Single by Willie Nelson
- B-side: "You Left Me (A Long Time Ago)"
- Released: October 1964
- Recorded: July 1964
- Genre: Country
- Length: 2:26
- Label: Monument
- Songwriter: Willie Nelson
- Producer: Fred Foster

Willie Nelson singles chronology
| "River Boy" (1964) | "I Never Cared For You" (1964) | "Pretty Paper" (1964) |

= I Never Cared for You =

"I Never Cared For You" is a song written by country music singer Willie Nelson. Nelson recorded the song during his stint with Monument Records, and eventually became his only single released by the label.

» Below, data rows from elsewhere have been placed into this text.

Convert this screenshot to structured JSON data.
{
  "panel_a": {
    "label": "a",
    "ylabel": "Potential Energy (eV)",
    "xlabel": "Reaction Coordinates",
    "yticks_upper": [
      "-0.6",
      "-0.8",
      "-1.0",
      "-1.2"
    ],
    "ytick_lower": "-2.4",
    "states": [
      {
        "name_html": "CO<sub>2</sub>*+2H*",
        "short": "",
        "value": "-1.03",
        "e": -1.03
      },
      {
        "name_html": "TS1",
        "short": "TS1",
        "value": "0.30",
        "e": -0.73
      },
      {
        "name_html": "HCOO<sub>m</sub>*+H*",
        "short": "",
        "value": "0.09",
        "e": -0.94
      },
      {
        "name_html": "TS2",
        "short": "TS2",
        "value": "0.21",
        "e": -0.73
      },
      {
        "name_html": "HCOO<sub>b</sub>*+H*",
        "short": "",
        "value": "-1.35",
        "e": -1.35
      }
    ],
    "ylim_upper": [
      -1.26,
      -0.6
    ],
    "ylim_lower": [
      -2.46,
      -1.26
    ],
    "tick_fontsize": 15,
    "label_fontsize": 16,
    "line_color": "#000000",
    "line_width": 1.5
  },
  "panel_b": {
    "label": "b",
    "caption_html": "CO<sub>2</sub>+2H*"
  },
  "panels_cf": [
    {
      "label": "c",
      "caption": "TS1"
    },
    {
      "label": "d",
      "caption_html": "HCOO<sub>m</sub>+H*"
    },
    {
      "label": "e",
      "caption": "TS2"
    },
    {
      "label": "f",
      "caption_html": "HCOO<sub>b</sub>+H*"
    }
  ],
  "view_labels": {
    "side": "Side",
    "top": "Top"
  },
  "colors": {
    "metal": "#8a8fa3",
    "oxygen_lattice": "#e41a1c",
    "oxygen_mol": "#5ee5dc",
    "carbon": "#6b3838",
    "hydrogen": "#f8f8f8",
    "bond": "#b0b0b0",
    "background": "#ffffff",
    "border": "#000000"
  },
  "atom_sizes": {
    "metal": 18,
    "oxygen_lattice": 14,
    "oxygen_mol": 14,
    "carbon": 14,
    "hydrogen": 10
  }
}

While the release failed to achieve national success, it was well received in Texas. Nelson re-recorded the song and included it in several album releases.

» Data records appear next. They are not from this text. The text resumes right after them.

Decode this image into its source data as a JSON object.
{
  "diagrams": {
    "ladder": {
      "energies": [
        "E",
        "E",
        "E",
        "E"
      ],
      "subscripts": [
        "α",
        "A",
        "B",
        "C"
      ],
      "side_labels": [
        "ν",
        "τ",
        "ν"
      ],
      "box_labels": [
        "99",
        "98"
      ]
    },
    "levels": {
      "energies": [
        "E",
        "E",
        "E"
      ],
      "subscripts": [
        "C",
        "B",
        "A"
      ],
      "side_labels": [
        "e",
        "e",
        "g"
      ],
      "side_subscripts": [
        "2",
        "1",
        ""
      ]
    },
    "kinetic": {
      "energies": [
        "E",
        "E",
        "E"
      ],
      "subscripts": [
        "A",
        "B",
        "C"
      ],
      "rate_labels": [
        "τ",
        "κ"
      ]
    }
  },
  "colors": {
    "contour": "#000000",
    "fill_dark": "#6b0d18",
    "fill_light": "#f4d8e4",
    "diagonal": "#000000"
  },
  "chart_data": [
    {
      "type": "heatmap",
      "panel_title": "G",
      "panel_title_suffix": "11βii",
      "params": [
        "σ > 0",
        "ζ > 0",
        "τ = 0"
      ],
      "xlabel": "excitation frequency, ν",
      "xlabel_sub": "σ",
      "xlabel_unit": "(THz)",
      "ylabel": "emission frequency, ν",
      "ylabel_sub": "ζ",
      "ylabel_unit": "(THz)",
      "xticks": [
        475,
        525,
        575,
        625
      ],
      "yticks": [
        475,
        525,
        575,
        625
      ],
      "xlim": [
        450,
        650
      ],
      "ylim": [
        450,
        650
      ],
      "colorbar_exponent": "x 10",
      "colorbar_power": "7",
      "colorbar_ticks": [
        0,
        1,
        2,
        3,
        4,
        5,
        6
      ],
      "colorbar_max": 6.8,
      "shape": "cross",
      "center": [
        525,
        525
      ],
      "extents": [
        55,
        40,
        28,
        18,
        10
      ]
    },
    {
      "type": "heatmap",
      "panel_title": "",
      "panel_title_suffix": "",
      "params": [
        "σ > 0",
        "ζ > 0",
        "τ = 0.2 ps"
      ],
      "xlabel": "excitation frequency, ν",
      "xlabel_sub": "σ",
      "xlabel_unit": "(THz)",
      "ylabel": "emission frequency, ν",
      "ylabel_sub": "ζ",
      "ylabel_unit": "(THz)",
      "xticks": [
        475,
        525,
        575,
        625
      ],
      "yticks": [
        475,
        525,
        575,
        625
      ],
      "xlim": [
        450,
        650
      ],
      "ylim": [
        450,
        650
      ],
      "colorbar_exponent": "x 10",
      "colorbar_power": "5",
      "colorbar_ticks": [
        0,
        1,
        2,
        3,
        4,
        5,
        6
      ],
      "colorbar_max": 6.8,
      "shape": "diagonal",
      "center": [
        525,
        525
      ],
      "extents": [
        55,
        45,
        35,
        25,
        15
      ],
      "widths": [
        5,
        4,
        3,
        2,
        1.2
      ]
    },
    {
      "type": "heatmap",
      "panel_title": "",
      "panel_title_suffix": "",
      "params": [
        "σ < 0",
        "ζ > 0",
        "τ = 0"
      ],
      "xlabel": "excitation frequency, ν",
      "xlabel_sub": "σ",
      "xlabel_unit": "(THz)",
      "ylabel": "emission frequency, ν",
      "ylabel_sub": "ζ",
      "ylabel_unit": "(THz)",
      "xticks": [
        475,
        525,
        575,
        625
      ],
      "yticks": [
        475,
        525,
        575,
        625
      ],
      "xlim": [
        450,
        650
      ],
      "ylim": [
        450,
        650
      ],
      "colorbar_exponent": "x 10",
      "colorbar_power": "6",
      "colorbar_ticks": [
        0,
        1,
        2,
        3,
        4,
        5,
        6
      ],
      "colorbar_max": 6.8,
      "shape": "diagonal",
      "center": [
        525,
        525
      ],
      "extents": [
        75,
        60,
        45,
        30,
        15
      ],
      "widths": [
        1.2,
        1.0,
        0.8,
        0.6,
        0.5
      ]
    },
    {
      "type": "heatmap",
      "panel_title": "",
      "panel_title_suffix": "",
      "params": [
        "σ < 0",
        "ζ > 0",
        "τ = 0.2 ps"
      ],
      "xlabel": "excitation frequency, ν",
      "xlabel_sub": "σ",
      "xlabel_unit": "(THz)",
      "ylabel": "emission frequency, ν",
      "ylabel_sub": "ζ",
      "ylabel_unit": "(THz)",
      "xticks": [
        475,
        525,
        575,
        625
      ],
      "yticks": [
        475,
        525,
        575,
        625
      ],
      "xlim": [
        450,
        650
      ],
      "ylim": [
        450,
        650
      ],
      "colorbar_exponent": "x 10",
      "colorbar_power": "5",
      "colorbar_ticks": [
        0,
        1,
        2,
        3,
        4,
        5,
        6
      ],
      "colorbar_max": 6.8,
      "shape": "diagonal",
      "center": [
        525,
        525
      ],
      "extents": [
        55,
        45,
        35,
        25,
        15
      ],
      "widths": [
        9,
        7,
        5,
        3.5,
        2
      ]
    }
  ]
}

==Background and recording==
By early 1964, Nelson left Liberty Records after the release of his debut album, ...And Then I Wrote. At the time, Nelson was approached by Chet Atkins of RCA Records, who talked to him about the possibility of being signed by the label. Ultimately, Nelson decided instead to join Monument Records.

The first session with the label, on July 6 produced by Fred Foster resulted in a failure. Foster's initial idea for the three-song session included French horns, trumpets and xylophones. For the following session in the third week of July that produced "I Never Cared For You", Foster stripped the band down to a guitar, bass, drums and a saxophone.

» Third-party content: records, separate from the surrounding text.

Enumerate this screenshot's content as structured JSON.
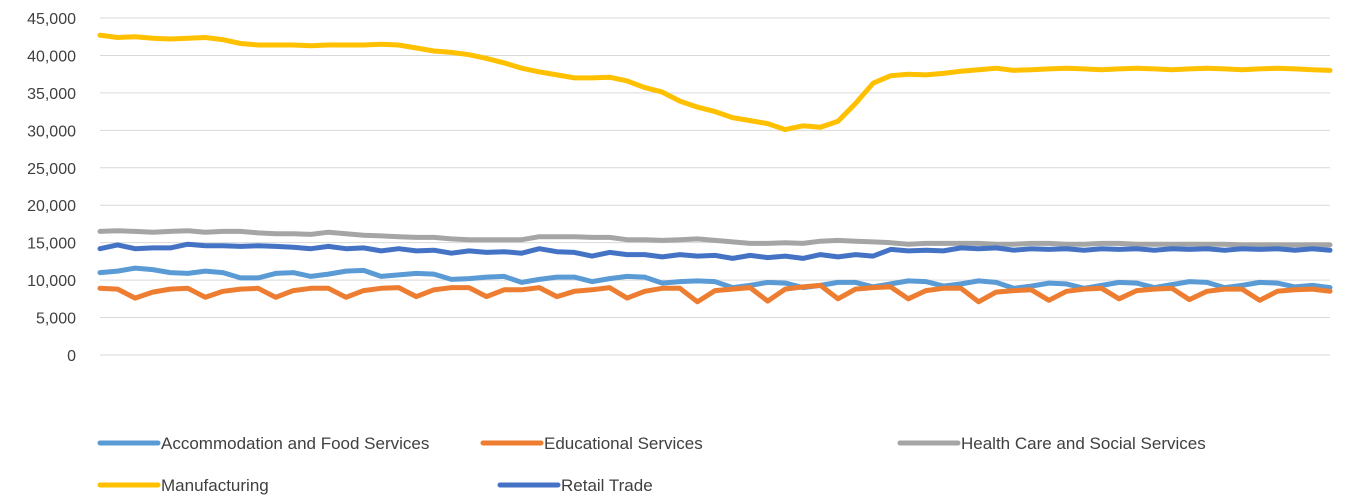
{
  "chart_data": {
    "type": "line",
    "title": "",
    "xlabel": "",
    "ylabel": "",
    "ylim": [
      0,
      45000
    ],
    "yticks": [
      0,
      5000,
      10000,
      15000,
      20000,
      25000,
      30000,
      35000,
      40000,
      45000
    ],
    "ytick_labels": [
      "0",
      "5,000",
      "10,000",
      "15,000",
      "20,000",
      "25,000",
      "30,000",
      "35,000",
      "40,000",
      "45,000"
    ],
    "grid": true,
    "legend_position": "bottom",
    "x": [
      1,
      2,
      3,
      4,
      5,
      6,
      7,
      8,
      9,
      10,
      11,
      12,
      13,
      14,
      15,
      16,
      17,
      18,
      19,
      20,
      21,
      22,
      23,
      24,
      25,
      26,
      27,
      28,
      29,
      30,
      31,
      32,
      33,
      34,
      35,
      36,
      37,
      38,
      39,
      40,
      41,
      42,
      43,
      44,
      45,
      46,
      47,
      48,
      49,
      50,
      51,
      52,
      53,
      54,
      55,
      56,
      57,
      58,
      59,
      60,
      61,
      62,
      63,
      64,
      65,
      66,
      67,
      68,
      69,
      70,
      71
    ],
    "series": [
      {
        "name": "Accommodation and Food Services",
        "color": "#5b9bd5",
        "values": [
          11000,
          11200,
          11600,
          11400,
          11000,
          10900,
          11200,
          11000,
          10300,
          10300,
          10900,
          11000,
          10500,
          10800,
          11200,
          11300,
          10500,
          10700,
          10900,
          10800,
          10100,
          10200,
          10400,
          10500,
          9700,
          10100,
          10400,
          10400,
          9800,
          10200,
          10500,
          10400,
          9600,
          9800,
          9900,
          9800,
          9000,
          9300,
          9700,
          9600,
          9000,
          9300,
          9700,
          9700,
          9100,
          9500,
          9900,
          9800,
          9200,
          9500,
          9900,
          9700,
          8900,
          9200,
          9600,
          9500,
          8900,
          9300,
          9700,
          9600,
          9000,
          9400,
          9800,
          9700,
          9000,
          9300,
          9700,
          9600,
          9100,
          9300,
          9000
        ]
      },
      {
        "name": "Educational Services",
        "color": "#ed7d31",
        "values": [
          8900,
          8800,
          7600,
          8400,
          8800,
          8900,
          7700,
          8500,
          8800,
          8900,
          7700,
          8600,
          8900,
          8900,
          7700,
          8600,
          8900,
          9000,
          7800,
          8700,
          9000,
          9000,
          7800,
          8700,
          8700,
          9000,
          7800,
          8500,
          8700,
          9000,
          7600,
          8500,
          8900,
          8900,
          7100,
          8600,
          8800,
          9000,
          7200,
          8800,
          9100,
          9300,
          7500,
          8800,
          9000,
          9100,
          7500,
          8600,
          8900,
          8900,
          7100,
          8400,
          8600,
          8700,
          7300,
          8500,
          8800,
          8900,
          7500,
          8600,
          8800,
          8900,
          7400,
          8500,
          8800,
          8800,
          7300,
          8500,
          8700,
          8800,
          8500
        ]
      },
      {
        "name": "Health Care and Social Services",
        "color": "#a5a5a5",
        "values": [
          16500,
          16600,
          16500,
          16400,
          16500,
          16600,
          16400,
          16500,
          16500,
          16300,
          16200,
          16200,
          16100,
          16400,
          16200,
          16000,
          15900,
          15800,
          15700,
          15700,
          15500,
          15400,
          15400,
          15400,
          15400,
          15800,
          15800,
          15800,
          15700,
          15700,
          15400,
          15400,
          15300,
          15400,
          15500,
          15300,
          15100,
          14900,
          14900,
          15000,
          14900,
          15200,
          15300,
          15200,
          15100,
          15000,
          14800,
          14900,
          14900,
          14900,
          14900,
          14800,
          14800,
          14900,
          14900,
          14800,
          14800,
          14900,
          14900,
          14800,
          14800,
          14800,
          14800,
          14800,
          14800,
          14700,
          14700,
          14700,
          14700,
          14700,
          14700
        ]
      },
      {
        "name": "Manufacturing",
        "color": "#ffc000",
        "values": [
          42700,
          42400,
          42500,
          42300,
          42200,
          42300,
          42400,
          42100,
          41600,
          41400,
          41400,
          41400,
          41300,
          41400,
          41400,
          41400,
          41500,
          41400,
          41000,
          40600,
          40400,
          40100,
          39600,
          39000,
          38300,
          37800,
          37400,
          37000,
          37000,
          37100,
          36600,
          35700,
          35100,
          33900,
          33100,
          32500,
          31700,
          31300,
          30900,
          30100,
          30600,
          30400,
          31200,
          33600,
          36300,
          37300,
          37500,
          37400,
          37600,
          37900,
          38100,
          38300,
          38000,
          38100,
          38200,
          38300,
          38200,
          38100,
          38200,
          38300,
          38200,
          38100,
          38200,
          38300,
          38200,
          38100,
          38200,
          38300,
          38200,
          38100,
          38000
        ]
      },
      {
        "name": "Retail Trade",
        "color": "#4472c4",
        "values": [
          14200,
          14700,
          14200,
          14300,
          14300,
          14800,
          14600,
          14600,
          14500,
          14600,
          14500,
          14400,
          14200,
          14500,
          14200,
          14300,
          13900,
          14200,
          13900,
          14000,
          13600,
          13900,
          13700,
          13800,
          13600,
          14200,
          13800,
          13700,
          13200,
          13700,
          13400,
          13400,
          13100,
          13400,
          13200,
          13300,
          12900,
          13300,
          13000,
          13200,
          12900,
          13400,
          13100,
          13400,
          13200,
          14100,
          13900,
          14000,
          13900,
          14300,
          14200,
          14300,
          14000,
          14200,
          14100,
          14200,
          14000,
          14200,
          14100,
          14200,
          14000,
          14200,
          14100,
          14200,
          14000,
          14200,
          14100,
          14200,
          14000,
          14200,
          14000
        ]
      }
    ]
  }
}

The musicians included classical guitar player David Parker, bassist Bob Moore, drummer Jack Greubel, and saxophonist Boots Randolph. During the recording, Moore complained that Nelson broke meter constantly, and that he was impossible to follow. Foster, meanwhile instructed him to stop playing, and told him that he would later overdub the bass.

==Release and reception==
Backed with "You Left Me (A long Time Ago)" on the B-side, "I Never Cared For You" was released in October 1964. It became the only single that Nelson released on Monument Records. The complex nature of the lyrics at the time did not favor its reception on the Country and Western market. The single flopped on the national market, while it became a local hit in Texas, enjoying major success in Houston. Nelson soon after resumed talks with Chet Atkins, and left Monument to join RCA Records.

The song became a recurrent track in Nelson's albums. He released new versions of the song with his albums Me & Paul, A Horse Called Music, Teatro and December Day.